Wednesday, May 22, 2013

Being a Tourist Part V: Xi'an's Lesser Sights


We arrived in Xi'an at lunch time, and grabbed a quick lunch at the Hilton before heading out for some light sight-seeing. The Xi'an Hilton, by the way, is newly constructed and very, very nice. The main attraction in Xi'an is the 2000 year old Terracotta Warriors, but we'd schedule that for the second day. First on the agenda was the city wall, which follows the city's original boundary.


We'd gotten a tip the wall was an interesting way to kill a few hours. On top of the wall you can rent bicycles or golf carts to ride around the entire wall. We opted for walking and strolled leisurely for a bit along the southern side of the city.


We decided the wall really wasn't very interesting. It was an old wall that had originally been built 400 years ago, but had obviously been rebuilt recently. None the less, we successfully killed a few hours but regretted ignoring the guides advice to check out Muslim Street.




Rafael was our tour guide, we'd chosen him based on a reference from friends. Turns out he runs a tour guide company with multiple guides, drivers and vans. I can't speak for his other guides, but Rafael's English was good and his knowledge about Xi'an was fantastic. Miriam thought he had an interesting yellow badge on his shirt.


On the wall was a small bicycle museum with some very interesting examples from the history of bikes in China. The museum wasn't very big, but was certainly interesting to me.


There was also a hat salesman who capitalized on our being ill prepared for hot sunny weather. Shayne purchased enough shade for two people.



After the wall and a quick nap, we headed off for dinner at the Tang Palace Dance Show.

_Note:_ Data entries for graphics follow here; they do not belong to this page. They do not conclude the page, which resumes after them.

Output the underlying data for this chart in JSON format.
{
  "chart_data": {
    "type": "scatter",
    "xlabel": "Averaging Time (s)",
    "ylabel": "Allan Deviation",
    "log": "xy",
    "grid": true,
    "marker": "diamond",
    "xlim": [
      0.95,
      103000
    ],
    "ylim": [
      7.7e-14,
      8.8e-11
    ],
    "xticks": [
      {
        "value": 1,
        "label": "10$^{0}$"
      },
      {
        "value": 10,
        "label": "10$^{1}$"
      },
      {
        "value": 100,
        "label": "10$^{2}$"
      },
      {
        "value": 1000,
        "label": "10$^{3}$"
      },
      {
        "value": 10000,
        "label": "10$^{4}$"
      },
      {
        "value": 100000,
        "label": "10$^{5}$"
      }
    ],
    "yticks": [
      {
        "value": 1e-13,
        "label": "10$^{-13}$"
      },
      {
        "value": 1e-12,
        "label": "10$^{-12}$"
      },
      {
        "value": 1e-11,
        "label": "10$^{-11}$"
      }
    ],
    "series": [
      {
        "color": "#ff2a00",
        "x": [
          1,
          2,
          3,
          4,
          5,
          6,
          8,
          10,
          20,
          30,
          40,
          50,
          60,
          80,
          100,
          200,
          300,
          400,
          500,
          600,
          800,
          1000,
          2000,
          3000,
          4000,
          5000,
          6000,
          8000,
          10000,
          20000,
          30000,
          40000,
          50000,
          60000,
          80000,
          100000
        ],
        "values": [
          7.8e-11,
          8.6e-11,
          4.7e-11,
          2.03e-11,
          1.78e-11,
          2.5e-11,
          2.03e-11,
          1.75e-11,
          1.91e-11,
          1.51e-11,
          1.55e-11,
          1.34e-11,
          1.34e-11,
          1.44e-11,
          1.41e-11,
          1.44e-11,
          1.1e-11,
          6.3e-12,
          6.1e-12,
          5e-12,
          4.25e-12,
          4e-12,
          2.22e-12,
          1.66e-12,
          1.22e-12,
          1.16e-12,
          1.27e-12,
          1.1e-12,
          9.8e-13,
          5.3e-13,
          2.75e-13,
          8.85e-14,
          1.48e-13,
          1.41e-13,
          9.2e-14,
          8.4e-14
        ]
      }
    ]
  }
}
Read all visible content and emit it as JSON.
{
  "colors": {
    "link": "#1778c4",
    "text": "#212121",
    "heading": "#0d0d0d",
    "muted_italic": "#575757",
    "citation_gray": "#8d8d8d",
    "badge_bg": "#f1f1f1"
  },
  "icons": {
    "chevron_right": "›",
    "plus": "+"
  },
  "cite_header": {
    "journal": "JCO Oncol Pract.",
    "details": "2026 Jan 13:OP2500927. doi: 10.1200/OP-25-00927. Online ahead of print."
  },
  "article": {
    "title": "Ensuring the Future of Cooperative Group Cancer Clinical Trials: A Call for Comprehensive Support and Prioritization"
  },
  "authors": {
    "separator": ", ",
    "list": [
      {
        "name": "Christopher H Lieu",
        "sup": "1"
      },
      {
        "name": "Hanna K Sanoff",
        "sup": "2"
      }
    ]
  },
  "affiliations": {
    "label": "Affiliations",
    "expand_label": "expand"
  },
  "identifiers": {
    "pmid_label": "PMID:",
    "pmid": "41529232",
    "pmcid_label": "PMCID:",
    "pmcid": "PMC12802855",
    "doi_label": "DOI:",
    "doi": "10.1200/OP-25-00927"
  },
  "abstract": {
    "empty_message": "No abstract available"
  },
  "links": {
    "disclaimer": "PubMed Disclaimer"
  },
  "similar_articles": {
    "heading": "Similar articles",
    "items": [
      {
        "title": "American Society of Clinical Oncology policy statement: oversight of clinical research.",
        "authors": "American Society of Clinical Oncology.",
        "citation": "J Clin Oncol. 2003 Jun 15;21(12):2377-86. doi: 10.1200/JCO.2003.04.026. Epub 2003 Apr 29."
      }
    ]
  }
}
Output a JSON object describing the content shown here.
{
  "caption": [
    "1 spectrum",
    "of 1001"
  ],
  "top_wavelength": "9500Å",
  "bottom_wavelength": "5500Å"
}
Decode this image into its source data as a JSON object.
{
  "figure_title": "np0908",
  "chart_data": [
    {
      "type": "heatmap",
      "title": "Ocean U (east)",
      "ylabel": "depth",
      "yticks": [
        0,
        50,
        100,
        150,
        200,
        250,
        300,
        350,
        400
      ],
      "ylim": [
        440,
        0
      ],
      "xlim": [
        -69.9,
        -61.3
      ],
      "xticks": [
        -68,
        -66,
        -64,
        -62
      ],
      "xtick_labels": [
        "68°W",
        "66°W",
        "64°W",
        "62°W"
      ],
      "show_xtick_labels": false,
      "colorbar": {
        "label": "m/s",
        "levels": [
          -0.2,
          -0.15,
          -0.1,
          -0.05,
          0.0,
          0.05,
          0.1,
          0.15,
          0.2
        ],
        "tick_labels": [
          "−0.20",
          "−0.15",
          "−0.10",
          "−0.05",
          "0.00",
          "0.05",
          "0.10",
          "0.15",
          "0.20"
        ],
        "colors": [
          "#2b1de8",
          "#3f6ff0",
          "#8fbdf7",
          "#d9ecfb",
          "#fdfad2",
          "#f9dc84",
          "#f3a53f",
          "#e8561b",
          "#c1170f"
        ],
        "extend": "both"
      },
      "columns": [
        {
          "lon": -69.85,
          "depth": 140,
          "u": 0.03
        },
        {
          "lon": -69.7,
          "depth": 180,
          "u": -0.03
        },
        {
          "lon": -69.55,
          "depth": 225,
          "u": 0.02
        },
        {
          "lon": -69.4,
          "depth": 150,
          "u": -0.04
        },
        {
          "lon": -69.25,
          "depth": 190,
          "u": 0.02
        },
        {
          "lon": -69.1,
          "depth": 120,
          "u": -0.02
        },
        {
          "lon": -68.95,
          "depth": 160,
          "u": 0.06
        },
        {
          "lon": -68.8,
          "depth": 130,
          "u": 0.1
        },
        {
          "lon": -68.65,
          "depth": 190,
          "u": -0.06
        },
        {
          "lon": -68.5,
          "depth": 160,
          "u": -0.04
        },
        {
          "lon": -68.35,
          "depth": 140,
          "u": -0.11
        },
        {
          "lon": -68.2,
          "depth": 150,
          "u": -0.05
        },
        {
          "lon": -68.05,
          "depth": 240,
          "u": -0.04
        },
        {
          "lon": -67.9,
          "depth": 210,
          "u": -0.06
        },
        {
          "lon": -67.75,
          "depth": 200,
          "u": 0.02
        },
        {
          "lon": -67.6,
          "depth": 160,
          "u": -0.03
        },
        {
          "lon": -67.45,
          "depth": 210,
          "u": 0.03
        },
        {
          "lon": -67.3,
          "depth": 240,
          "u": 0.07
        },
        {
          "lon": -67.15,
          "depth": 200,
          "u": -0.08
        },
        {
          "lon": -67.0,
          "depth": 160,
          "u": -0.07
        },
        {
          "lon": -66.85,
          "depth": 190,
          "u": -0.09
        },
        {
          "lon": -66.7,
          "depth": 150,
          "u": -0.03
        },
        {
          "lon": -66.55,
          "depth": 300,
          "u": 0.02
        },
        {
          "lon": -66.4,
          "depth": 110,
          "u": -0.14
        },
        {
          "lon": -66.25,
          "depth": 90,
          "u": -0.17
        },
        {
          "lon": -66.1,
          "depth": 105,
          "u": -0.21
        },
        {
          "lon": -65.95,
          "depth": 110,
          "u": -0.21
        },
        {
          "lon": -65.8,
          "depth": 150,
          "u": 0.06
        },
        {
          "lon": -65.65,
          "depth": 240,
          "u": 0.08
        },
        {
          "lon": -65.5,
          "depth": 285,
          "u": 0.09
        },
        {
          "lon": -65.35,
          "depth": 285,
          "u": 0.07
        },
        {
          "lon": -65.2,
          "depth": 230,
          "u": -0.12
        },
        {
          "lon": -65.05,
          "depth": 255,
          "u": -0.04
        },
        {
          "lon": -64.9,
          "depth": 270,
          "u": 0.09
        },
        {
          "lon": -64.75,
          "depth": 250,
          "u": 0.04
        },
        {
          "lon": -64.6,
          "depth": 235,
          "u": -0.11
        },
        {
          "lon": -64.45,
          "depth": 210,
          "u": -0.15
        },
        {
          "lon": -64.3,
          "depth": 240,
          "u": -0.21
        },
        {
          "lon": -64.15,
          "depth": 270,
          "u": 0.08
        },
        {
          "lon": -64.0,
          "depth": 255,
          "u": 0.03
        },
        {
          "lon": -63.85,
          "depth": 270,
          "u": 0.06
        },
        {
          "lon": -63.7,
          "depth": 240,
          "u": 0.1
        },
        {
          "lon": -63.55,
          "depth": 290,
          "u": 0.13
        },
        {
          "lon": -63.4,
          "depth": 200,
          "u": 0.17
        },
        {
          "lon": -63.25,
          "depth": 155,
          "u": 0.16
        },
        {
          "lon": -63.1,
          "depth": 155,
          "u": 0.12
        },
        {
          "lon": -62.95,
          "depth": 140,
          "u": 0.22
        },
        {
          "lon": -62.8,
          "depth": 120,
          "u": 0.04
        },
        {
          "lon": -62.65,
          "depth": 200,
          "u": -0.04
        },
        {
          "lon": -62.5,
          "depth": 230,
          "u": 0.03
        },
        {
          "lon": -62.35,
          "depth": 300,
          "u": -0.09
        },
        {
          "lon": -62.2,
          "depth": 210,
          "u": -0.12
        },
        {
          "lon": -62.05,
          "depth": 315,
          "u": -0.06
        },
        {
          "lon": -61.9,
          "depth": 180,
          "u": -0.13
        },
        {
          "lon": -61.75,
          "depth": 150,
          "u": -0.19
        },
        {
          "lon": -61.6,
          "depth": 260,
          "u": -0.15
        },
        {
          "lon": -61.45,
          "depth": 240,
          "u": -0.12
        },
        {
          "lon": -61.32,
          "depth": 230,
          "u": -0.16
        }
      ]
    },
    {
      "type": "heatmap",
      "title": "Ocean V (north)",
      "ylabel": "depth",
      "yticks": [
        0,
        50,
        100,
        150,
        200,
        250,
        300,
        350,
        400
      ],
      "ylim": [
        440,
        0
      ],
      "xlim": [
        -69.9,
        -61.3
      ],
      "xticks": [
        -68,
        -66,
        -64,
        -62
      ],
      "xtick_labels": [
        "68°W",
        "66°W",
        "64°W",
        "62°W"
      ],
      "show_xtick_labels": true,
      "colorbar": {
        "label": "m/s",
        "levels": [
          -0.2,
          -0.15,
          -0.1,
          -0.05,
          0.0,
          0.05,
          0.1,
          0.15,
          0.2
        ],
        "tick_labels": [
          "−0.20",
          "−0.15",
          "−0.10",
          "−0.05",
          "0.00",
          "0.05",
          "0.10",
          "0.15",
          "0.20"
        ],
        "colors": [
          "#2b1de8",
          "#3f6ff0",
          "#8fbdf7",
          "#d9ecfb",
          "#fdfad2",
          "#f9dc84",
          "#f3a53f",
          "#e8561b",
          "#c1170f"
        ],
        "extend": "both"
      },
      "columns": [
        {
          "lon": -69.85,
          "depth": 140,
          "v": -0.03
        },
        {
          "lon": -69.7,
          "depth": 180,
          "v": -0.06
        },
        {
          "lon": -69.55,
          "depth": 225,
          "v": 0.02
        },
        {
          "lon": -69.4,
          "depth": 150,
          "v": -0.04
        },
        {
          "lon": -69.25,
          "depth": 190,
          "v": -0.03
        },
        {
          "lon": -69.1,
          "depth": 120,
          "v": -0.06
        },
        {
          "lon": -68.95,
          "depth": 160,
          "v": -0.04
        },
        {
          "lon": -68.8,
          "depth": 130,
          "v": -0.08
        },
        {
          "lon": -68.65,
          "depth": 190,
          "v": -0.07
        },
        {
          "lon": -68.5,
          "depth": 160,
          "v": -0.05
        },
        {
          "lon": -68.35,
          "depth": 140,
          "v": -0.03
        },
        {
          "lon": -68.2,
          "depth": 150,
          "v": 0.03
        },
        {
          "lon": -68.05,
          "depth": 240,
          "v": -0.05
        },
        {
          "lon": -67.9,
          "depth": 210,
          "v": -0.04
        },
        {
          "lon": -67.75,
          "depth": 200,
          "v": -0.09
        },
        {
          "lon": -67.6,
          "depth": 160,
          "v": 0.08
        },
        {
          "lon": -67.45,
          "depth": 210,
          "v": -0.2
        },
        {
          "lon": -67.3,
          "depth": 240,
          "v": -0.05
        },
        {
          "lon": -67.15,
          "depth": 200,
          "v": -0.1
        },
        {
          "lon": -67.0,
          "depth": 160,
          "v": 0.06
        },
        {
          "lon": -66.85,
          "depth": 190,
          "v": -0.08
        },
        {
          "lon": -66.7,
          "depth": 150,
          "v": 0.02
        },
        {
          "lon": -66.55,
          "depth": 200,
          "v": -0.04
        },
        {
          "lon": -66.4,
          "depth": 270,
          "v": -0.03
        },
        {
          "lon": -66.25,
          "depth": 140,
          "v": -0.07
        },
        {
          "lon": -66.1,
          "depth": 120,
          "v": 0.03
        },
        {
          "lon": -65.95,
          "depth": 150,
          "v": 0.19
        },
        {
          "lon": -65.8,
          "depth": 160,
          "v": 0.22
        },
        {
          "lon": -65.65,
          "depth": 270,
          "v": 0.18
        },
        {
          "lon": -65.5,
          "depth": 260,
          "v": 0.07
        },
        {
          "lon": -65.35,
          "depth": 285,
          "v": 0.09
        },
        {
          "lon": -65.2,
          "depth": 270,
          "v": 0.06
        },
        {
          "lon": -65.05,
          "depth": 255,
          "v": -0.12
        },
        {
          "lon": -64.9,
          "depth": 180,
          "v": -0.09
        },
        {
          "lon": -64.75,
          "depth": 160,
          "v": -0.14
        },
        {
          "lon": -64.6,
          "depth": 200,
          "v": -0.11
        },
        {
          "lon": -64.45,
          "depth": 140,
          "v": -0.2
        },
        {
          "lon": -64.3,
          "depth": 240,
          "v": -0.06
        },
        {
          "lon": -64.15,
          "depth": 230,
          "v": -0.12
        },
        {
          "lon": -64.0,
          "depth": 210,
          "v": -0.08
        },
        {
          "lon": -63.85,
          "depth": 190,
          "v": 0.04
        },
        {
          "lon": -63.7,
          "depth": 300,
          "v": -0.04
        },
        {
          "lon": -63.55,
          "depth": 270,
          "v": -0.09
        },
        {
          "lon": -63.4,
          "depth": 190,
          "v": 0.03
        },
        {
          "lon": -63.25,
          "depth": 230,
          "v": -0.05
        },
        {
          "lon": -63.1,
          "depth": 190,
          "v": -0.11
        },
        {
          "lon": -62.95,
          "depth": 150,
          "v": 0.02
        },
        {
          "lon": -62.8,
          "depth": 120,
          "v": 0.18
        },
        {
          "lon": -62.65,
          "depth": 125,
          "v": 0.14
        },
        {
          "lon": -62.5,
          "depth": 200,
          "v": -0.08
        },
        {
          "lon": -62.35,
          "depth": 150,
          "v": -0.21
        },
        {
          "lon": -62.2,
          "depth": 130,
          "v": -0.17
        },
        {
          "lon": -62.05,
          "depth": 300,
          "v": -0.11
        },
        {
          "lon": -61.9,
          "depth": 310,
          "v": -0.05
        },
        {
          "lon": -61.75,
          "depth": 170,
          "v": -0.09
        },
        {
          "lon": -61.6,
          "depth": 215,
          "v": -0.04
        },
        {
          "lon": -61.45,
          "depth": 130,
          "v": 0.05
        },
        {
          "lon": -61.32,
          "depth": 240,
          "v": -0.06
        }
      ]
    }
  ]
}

The show was really interesting with multiple performances of various traditional Chinese styles. It reminded me of the performances we saw last year at the Master of Nets Garden in Suzhou. However this show had a much larger budget.




The dinner on the other hand left something to be desired. Chinese dumplings are good - as long as they're served as part of a larger and much more assorted spread. However, and this dinner was dumplings and only dumplings. Granted, they were stuffed with a variety of stuffs but dumplings are dumplings and it got old pretty quick. I guess the large show budget is augmented by serving cheap food.


Perhaps the highlight of the evening was when we tried to get a refill on our Sprite. None of the waitresses could be bothered with it, so Mom got up, went to the waitress station and grabbed the bottle. We refilled and set it on the table like we saw on other tables, but soon someone came and took it back. Then the manager came and tried to sell us the bottle, while he tried to avoid looking annoyed....apparently they operate on the drug dealer business model. The first taste is free, after that it'll cost you.


After that we were all completely knackered, in fact Shayne took MJ back to the hotel early and missed the show. This was the fourth straight day of heavy tourism and we weren't done yet. The next day was reserved for the terracotta warriors.